A friend and I stole a few kid-free hours today and went to see Julie and Julia. I enjoyed it for the butter-worship and the humour and Meryl Streep. It made me hungry and giggly and not even a teensy bit angry. Result!
On reflection, I think I liked this film so much because it let me relax (not just because I was sans Bean, although that helps). It was because it didn’t demand of me that I put aside kneejerk principled reaction in order to enjoy the experience. There was nothing for this humourless feminist to get shirty about.
For once, it was a mainstream film for women and about women where the bulk of the dialogue had nothing to do with men, romance or weddings. Both Julie and Julia were characters who did things and were interested in more than their apparent desirablity to others. Sure they both spend most of their time in the kitchen – but they want to be there. Nice.
But I think, more than this, what I liked about the film was the abscence of misogyny. Sounds kind of silly to say it so plainly but the fact is that even in the chick flick genre, overt misogyny is rife right now. An obvious example would be the execrable The Ugly Truth, where the leading man is meant to be appealing because he’s not quite as bad as a guy who laughs at his own rape jokes on live television. Perhaps that film is an extreme example – but even when the lead actor plays a basically nice guy, he usually has at least one douchebag friend with a porn addiction or a tendency to ask inappropriate questions about the female lead’s anatomy. In other words, they find some way to insert a good dose of objectification into the script. For laughs. Because that stuff is so funny.
Somehow, Nora Ephron and her Julie and Julia team have managed to make a chick flick without any arseholes. The male leads in Julie and Julia are genuinely nice guys who love and support their wives, enjoy having consensual and mutually pleasurable sex with them, show affection and concern when appropriate, and delight in their partners’ successes.

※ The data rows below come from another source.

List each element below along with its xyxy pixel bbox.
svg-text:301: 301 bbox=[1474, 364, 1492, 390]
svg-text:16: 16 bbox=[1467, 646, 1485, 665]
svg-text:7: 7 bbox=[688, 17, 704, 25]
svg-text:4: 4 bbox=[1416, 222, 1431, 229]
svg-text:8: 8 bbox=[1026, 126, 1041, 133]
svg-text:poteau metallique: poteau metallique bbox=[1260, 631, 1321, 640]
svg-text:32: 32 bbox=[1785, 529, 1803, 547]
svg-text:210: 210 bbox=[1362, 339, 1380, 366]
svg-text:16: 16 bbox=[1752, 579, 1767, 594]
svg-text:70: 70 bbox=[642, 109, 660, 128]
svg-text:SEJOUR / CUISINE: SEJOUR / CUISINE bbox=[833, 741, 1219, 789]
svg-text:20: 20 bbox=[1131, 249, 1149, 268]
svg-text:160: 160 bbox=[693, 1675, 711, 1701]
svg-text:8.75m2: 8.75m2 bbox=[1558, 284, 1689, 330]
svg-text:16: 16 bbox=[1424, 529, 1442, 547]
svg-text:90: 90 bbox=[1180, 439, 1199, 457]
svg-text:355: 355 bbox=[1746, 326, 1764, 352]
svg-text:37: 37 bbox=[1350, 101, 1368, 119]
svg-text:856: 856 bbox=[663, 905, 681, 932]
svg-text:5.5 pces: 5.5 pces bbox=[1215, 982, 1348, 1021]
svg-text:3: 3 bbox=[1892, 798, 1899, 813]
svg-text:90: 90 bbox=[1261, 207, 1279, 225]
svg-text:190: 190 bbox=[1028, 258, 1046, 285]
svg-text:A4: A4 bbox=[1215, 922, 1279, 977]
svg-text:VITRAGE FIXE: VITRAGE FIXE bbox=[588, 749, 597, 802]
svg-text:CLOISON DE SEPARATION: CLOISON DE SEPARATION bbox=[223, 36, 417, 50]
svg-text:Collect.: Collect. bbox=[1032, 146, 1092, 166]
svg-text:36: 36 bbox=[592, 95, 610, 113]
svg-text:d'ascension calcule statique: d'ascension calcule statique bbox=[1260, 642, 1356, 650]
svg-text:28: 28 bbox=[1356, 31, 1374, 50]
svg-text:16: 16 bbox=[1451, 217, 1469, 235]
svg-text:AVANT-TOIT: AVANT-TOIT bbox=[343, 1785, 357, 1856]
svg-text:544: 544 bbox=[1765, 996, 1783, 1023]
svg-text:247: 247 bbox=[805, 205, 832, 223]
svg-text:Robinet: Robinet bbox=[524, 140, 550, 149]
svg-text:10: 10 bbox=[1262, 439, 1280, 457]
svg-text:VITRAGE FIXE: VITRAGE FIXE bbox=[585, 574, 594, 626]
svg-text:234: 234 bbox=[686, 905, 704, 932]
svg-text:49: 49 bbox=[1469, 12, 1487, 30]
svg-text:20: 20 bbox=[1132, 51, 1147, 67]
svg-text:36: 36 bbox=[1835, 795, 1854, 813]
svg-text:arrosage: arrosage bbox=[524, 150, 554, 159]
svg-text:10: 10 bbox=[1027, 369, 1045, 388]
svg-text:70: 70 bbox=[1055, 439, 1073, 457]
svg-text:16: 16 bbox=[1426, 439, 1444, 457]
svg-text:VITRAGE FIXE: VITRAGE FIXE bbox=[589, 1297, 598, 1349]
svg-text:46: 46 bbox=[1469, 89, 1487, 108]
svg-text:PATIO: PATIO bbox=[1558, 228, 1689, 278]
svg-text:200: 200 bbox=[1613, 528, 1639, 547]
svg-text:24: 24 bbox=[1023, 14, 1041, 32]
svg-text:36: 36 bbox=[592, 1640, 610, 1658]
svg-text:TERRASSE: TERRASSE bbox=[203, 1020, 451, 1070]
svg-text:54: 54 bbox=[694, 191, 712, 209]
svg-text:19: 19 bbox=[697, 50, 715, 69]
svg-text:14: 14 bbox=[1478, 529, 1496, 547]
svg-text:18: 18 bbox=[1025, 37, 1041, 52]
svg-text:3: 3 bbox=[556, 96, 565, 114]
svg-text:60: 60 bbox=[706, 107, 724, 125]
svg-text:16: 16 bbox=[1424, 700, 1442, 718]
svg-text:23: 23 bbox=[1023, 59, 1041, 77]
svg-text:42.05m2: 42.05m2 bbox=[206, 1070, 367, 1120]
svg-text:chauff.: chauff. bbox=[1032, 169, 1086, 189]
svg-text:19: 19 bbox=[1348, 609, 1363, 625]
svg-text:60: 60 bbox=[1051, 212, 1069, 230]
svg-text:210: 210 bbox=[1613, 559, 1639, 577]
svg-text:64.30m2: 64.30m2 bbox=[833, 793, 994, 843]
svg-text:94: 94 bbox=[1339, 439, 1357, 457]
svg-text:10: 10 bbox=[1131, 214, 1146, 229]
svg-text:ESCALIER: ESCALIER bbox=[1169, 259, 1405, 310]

Feminists are so often accused of being man-haters but the simple truth is that many of us adore men. Certain men. And the irony is that it is misogyny and bigotry which paints men in a bad light: The Ugly Truth (and countless films and TV shows just like it) suggests that all men are nothing but two-dimensional neanderthals incapable of real connection and love because of the incapacitating effect of their sex-driven decision making. They put forward a view of masculinity that is not only limited to hetero-and-macho, but is also deeply flawed and frankly, unlikable.
On the other hand, as a feminist, I expect more from men than the cookie-cutter mold of sexist gender stereotyping generally allows. I know that men can be caring. Intelligent. Diverse. Multi-dimensional. Capable of restraint and also passion.
And respectful.
It took me a while to realise that one of the things I liked most about Julie and Julia was actually the husbands (particularly Stanley Tucci’s beguiling portrayal of Paul Child). My friend and I certainly didn’t chat much about them in our post-film debrief. But perhaps, after all, that was as it should be. To us there was nothing remarkable about those characters - we were going home to men who love and value us and treat us with respect.
I wish it were the same for all straight, partnered women.
And I wish it weren’t such a novelty to go to the cinema to watch a bit of froth without coming out frothing at the mouth.